Like many atheists, I have taken note of your article on “Trying to Understand Angry Atheists.” As you bear me no ill will, so do I bear you none; nor do I wish to condescend to you, any more than you wish to condescend to me. I am writing to you simply in the hope that it will help us to understand one another better, so that we might stand together where we really ought to.

Let me say that it is not surprising to me that you think many atheists are angry. Many atheists are indeed angry. Obviously, you have met a number of them, and they have made an impression on you. As in so many walks of life, the loudest voices, the ones easiest to hear over walls and fences, are the angriest voices, and they do the most to shape our impressions of our neighbors. I hope, however, that you will, in time, also come to hear the quieter voices of those atheists who choose neither Jesus nor Sartre; of those who believe not in “nothing,” but only in everything that there actually is, and in nothing more; of those who acknowledge their animal roots, but also work for a future in which the full potential of humanity may be realized. They are there, if you listen.

But even with how loud the angry ones in my camp are, or how much louder the calmer ones get when they lose their tempers (I convict myself), it is difficult for me to understand why you seem to think atheists are in general angrier than believers.
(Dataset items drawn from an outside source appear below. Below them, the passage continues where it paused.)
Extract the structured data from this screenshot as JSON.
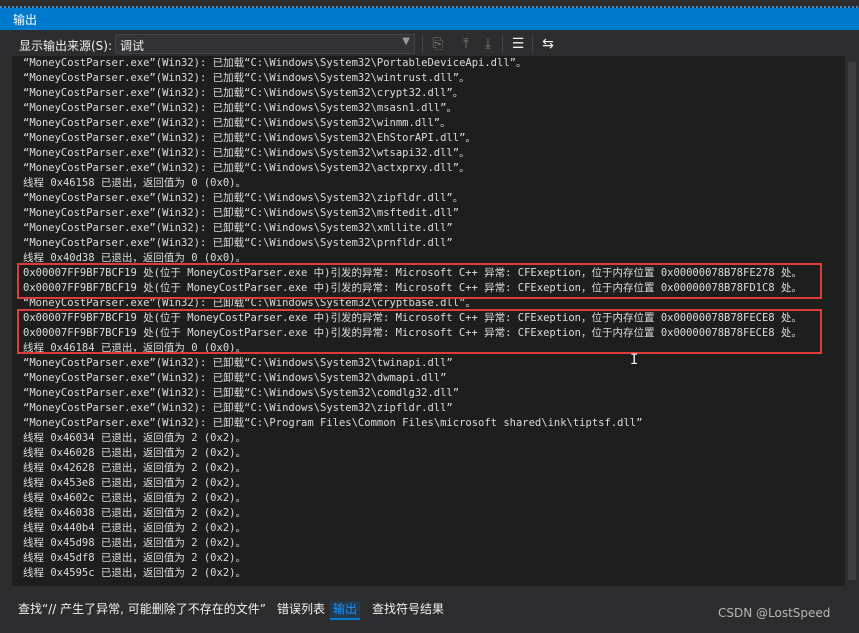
{
  "panel": {
    "title": "输出"
  },
  "toolbar": {
    "source_label": "显示输出来源(S):",
    "source_value": "调试",
    "buttons": [
      {
        "name": "find-message-icon",
        "glyph": "⎘"
      },
      {
        "name": "prev-message-icon",
        "glyph": "⤒"
      },
      {
        "name": "next-message-icon",
        "glyph": "⤓"
      },
      {
        "name": "clear-all-icon",
        "glyph": "☰"
      },
      {
        "name": "word-wrap-icon",
        "glyph": "⇆"
      }
    ]
  },
  "output_lines": [
    "“MoneyCostParser.exe”(Win32): 已加载“C:\\Windows\\System32\\PortableDeviceApi.dll”。",
    "“MoneyCostParser.exe”(Win32): 已加载“C:\\Windows\\System32\\wintrust.dll”。",
    "“MoneyCostParser.exe”(Win32): 已加载“C:\\Windows\\System32\\crypt32.dll”。",
    "“MoneyCostParser.exe”(Win32): 已加载“C:\\Windows\\System32\\msasn1.dll”。",
    "“MoneyCostParser.exe”(Win32): 已加载“C:\\Windows\\System32\\winmm.dll”。",
    "“MoneyCostParser.exe”(Win32): 已加载“C:\\Windows\\System32\\EhStorAPI.dll”。",
    "“MoneyCostParser.exe”(Win32): 已加载“C:\\Windows\\System32\\wtsapi32.dll”。",
    "“MoneyCostParser.exe”(Win32): 已加载“C:\\Windows\\System32\\actxprxy.dll”。",
    "线程 0x46158 已退出，返回值为 0 (0x0)。",
    "“MoneyCostParser.exe”(Win32): 已加载“C:\\Windows\\System32\\zipfldr.dll”。",
    "“MoneyCostParser.exe”(Win32): 已卸载“C:\\Windows\\System32\\msftedit.dll”",
    "“MoneyCostParser.exe”(Win32): 已卸载“C:\\Windows\\System32\\xmllite.dll”",
    "“MoneyCostParser.exe”(Win32): 已卸载“C:\\Windows\\System32\\prnfldr.dll”",
    "线程 0x40d38 已退出，返回值为 0 (0x0)。",
    "0x00007FF9BF7BCF19 处(位于 MoneyCostParser.exe 中)引发的异常: Microsoft C++ 异常: CFExeption，位于内存位置 0x00000078B78FE278 处。",
    "0x00007FF9BF7BCF19 处(位于 MoneyCostParser.exe 中)引发的异常: Microsoft C++ 异常: CFExeption，位于内存位置 0x00000078B78FD1C8 处。",
    "“MoneyCostParser.exe”(Win32): 已卸载“C:\\Windows\\System32\\cryptbase.dll”。",
    "0x00007FF9BF7BCF19 处(位于 MoneyCostParser.exe 中)引发的异常: Microsoft C++ 异常: CFExeption，位于内存位置 0x00000078B78FECE8 处。",
    "0x00007FF9BF7BCF19 处(位于 MoneyCostParser.exe 中)引发的异常: Microsoft C++ 异常: CFExeption，位于内存位置 0x00000078B78FECE8 处。",
    "线程 0x46184 已退出，返回值为 0 (0x0)。",
    "“MoneyCostParser.exe”(Win32): 已卸载“C:\\Windows\\System32\\twinapi.dll”",
    "“MoneyCostParser.exe”(Win32): 已卸载“C:\\Windows\\System32\\dwmapi.dll”",
    "“MoneyCostParser.exe”(Win32): 已卸载“C:\\Windows\\System32\\comdlg32.dll”",
    "“MoneyCostParser.exe”(Win32): 已卸载“C:\\Windows\\System32\\zipfldr.dll”",
    "“MoneyCostParser.exe”(Win32): 已卸载“C:\\Program Files\\Common Files\\microsoft shared\\ink\\tiptsf.dll”",
    "线程 0x46034 已退出，返回值为 2 (0x2)。",
    "线程 0x46028 已退出，返回值为 2 (0x2)。",
    "线程 0x42628 已退出，返回值为 2 (0x2)。",
    "线程 0x453e8 已退出，返回值为 2 (0x2)。",
    "线程 0x4602c 已退出，返回值为 2 (0x2)。",
    "线程 0x46038 已退出，返回值为 2 (0x2)。",
    "线程 0x440b4 已退出，返回值为 2 (0x2)。",
    "线程 0x45d98 已退出，返回值为 2 (0x2)。",
    "线程 0x45df8 已退出，返回值为 2 (0x2)。",
    "线程 0x4595c 已退出，返回值为 2 (0x2)。"
  ],
  "highlight_color": "#e03b3b",
  "bottom_tabs": [
    {
      "label": "查找“// 产生了异常, 可能删除了不存在的文件”",
      "active": false
    },
    {
      "label": "错误列表",
      "active": false
    },
    {
      "label": "输出",
      "active": true
    },
    {
      "label": "查找符号结果",
      "active": false
    }
  ],
  "watermark": "CSDN @LostSpeed"
}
You point to the “good and pious” people who have sacrificed to make the world a better place, but seem to shrug off the bad and pious who have drenched the world in blood a thousand times over in the name of religious faith they sincerely held to and honestly believed. What hatred is there that can match the hatred of those who believe in their hearts that the merciful and compassionate almighty Sovereign of the universe Himself orders the death and damnation of the Christ-killing Jew, the idolatrous Saracen, or the crusader Christian (not to mention the infidel atheist)? As Nobel Laureate physicist Steven Weinberg said, “Good people will do good things, and bad people will do bad things. But for good people to do bad things—that takes religion.” Ah, my apologies, dear Rabbi: I grow angry. But I do so not because I am an atheist. I do so because I am human.

Truly, hatred is a seed that flourishes in any soil: we need not try to cast the entire burden upon one another, as though we ourselves are pure. Instead, cannot those of us who would live in peace with one another acknowledge the humanistic ground we share, which transcends belief and atheism both? Can we not work to overcome our anger and suspicion, and stand on common ground against those who do not desire tolerance at all, but only murder? I hope that we can; there already is too much uncompromising hatred in the world for we, who want mutual understanding, to not find it.